The push-and-pull in Trump’s message mirrors the internal dynamics at the White House, where new chief of staff John Kelly has organized and regimented the West Wing staff but has been unable to rein in the president’s tendency to veer off course.
The president’s speech in Reno was full of the calls for patriotism and national healing that would not have seemed out of the ordinary had they come from his predecessors.
But the Phoenix rally was uniquely Trump.
He opened with a talk of unity but quickly erupted in anger, blaming the media for the widespread condemnation of his response to the violence in Charlottesville at a protest organized by white supremacists.
Trump read from his three responses to the racially charged violence, becoming more animated with each one. He drew from his pocket the written statement he’d read the day a woman was killed by a man who had plowed a car through counterprotesters. But he skipped over the part that he’d freelanced at the time: his observation that “many sides” were to blame.
That, as well as his assertion days later that “both sides” were to blame for the violence that led to the death of Heather Heyer and two state troopers, caused Democrats and many Republicans to denounce Trump for not unmistakably calling out white supremacists and other hate groups.
By the time he arrived at the American Legion conference, Trump seemed more congenial. He even thanked Sen. Dean Heller, a Nevada Republican with whom he has openly and repeatedly feuded.
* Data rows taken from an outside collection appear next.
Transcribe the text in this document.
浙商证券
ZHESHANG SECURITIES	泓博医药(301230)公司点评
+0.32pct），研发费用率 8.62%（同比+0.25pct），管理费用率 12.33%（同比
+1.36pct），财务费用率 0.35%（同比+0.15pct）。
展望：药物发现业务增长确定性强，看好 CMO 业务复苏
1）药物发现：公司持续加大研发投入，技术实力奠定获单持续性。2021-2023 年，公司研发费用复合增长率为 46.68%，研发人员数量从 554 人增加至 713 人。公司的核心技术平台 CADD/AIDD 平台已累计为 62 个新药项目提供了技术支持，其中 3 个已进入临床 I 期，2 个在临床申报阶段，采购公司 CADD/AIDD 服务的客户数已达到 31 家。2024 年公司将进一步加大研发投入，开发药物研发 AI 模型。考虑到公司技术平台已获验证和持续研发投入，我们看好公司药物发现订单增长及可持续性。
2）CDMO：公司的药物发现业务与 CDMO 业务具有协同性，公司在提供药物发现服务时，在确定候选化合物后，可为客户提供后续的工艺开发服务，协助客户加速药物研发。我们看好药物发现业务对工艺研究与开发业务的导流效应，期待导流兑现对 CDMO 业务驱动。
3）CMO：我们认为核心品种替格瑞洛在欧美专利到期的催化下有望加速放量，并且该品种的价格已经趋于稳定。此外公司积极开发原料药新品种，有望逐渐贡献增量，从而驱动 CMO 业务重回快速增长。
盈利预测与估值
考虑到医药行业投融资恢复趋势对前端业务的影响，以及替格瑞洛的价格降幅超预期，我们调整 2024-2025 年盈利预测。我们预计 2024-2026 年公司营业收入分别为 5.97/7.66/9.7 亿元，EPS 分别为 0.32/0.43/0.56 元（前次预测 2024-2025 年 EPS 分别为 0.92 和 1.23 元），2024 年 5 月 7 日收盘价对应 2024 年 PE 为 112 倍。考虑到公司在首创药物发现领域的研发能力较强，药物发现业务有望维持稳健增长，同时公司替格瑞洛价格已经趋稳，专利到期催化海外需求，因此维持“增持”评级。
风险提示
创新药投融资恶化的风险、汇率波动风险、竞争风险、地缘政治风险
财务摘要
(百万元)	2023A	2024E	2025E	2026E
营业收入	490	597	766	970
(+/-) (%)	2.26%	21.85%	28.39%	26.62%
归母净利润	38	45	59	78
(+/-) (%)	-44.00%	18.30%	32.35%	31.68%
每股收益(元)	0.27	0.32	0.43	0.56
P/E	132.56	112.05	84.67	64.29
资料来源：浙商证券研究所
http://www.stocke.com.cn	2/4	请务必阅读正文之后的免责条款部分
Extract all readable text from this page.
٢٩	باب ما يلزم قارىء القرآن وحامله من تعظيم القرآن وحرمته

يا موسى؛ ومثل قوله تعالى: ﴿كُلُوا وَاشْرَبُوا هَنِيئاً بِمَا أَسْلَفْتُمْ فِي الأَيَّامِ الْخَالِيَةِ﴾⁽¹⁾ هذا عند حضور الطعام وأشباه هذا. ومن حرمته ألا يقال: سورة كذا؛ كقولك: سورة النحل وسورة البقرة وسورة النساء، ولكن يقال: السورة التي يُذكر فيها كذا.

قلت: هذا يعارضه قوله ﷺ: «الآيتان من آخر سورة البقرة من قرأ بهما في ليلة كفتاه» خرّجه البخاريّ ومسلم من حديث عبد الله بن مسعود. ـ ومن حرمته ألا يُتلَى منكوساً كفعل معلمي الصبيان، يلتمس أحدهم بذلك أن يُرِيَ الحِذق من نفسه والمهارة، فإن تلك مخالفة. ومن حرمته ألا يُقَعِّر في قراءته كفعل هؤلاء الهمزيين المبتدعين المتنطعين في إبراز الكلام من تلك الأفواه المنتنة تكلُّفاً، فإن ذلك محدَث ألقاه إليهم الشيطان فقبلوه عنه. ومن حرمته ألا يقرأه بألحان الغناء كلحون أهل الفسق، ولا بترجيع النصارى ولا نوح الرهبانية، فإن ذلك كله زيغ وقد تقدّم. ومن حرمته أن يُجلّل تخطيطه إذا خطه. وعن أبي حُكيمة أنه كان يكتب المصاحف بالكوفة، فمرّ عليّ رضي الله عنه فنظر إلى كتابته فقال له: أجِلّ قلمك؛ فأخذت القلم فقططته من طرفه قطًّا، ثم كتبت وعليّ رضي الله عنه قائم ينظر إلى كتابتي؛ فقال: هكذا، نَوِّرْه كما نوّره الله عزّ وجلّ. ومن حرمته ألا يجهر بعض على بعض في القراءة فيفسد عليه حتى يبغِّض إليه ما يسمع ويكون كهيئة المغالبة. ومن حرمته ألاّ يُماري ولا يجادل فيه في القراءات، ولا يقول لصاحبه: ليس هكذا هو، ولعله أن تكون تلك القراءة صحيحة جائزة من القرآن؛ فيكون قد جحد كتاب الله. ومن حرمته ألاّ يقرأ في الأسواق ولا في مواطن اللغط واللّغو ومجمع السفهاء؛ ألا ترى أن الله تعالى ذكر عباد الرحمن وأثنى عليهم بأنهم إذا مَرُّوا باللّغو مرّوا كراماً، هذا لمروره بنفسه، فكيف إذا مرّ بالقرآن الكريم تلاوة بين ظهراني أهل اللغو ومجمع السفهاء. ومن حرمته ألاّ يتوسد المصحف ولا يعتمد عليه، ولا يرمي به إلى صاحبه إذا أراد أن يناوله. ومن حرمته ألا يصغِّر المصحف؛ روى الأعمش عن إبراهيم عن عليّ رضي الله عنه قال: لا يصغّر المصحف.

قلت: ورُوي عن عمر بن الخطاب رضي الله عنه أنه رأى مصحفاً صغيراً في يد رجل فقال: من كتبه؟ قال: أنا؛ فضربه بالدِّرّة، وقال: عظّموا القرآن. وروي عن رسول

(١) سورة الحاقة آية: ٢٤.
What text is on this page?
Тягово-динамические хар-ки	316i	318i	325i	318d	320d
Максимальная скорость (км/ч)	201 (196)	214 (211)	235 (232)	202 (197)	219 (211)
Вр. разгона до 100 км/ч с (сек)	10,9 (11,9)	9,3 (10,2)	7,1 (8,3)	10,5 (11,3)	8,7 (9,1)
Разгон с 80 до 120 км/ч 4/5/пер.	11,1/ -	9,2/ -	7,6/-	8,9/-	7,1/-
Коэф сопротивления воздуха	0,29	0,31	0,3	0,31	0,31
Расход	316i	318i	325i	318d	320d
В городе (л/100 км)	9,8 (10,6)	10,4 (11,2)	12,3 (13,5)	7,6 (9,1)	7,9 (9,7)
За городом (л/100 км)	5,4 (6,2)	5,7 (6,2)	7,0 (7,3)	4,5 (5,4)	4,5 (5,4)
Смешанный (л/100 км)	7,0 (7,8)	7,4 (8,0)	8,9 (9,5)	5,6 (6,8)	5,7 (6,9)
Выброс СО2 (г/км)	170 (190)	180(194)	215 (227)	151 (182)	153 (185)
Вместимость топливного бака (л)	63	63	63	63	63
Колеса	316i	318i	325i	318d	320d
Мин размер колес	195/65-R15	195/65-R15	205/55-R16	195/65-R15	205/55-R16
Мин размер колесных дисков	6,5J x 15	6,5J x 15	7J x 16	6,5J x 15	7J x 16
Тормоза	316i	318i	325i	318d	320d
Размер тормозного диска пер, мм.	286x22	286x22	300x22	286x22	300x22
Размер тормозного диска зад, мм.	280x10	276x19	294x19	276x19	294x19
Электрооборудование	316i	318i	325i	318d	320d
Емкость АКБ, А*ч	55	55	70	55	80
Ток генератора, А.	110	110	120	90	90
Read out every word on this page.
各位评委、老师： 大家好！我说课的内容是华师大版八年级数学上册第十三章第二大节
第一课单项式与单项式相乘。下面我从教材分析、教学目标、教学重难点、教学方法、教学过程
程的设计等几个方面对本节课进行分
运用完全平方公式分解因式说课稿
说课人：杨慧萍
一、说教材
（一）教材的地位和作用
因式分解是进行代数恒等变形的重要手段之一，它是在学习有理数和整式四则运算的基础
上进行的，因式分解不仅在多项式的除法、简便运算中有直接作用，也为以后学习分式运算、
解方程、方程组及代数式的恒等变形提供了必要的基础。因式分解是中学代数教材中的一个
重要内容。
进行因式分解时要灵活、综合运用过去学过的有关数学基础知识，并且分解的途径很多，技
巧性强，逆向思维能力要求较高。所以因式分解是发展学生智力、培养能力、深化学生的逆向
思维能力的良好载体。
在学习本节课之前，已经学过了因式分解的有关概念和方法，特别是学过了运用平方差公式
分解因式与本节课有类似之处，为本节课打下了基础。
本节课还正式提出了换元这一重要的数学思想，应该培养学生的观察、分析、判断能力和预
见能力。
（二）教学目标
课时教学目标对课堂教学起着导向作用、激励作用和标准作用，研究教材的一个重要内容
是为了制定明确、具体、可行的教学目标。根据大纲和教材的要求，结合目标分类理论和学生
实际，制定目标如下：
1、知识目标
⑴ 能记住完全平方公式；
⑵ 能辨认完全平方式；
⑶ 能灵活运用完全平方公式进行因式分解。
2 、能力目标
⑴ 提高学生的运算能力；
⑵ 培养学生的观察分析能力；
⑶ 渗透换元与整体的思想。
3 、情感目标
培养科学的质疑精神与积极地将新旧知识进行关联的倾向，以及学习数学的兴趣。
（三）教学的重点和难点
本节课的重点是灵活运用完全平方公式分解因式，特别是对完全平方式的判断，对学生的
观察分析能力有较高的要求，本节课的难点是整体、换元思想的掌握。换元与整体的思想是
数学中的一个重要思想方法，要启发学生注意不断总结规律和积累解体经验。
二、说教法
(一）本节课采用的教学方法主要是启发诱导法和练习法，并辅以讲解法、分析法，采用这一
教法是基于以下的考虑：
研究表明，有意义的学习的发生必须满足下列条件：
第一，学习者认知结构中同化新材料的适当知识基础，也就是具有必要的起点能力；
He discussed his early efforts to restructure and improve the Department of Veterans Affairs.
Later in the speech, Trump said Americans aren’t defined by the color of their skin, the size of their paycheck or their political party.
Since Kelly took over last month as chief of staff, he has ousted chief strategist Steve Bannon and communications director Anthony Scaramucci. He has limited dissenting voices, restricted access to the president and steered the president toward a desired outcome on key decisions.
He has urged Trump to more closely follow a game plan. But Trump’s broadside against the “damned dishonest” media, which he says is out to get him, was one of several detours he took from remarks prepared for the Phoenix rally. Trump unabashedly acknowledged that his own advisers had urged him to stay on message, and that he simply couldn’t.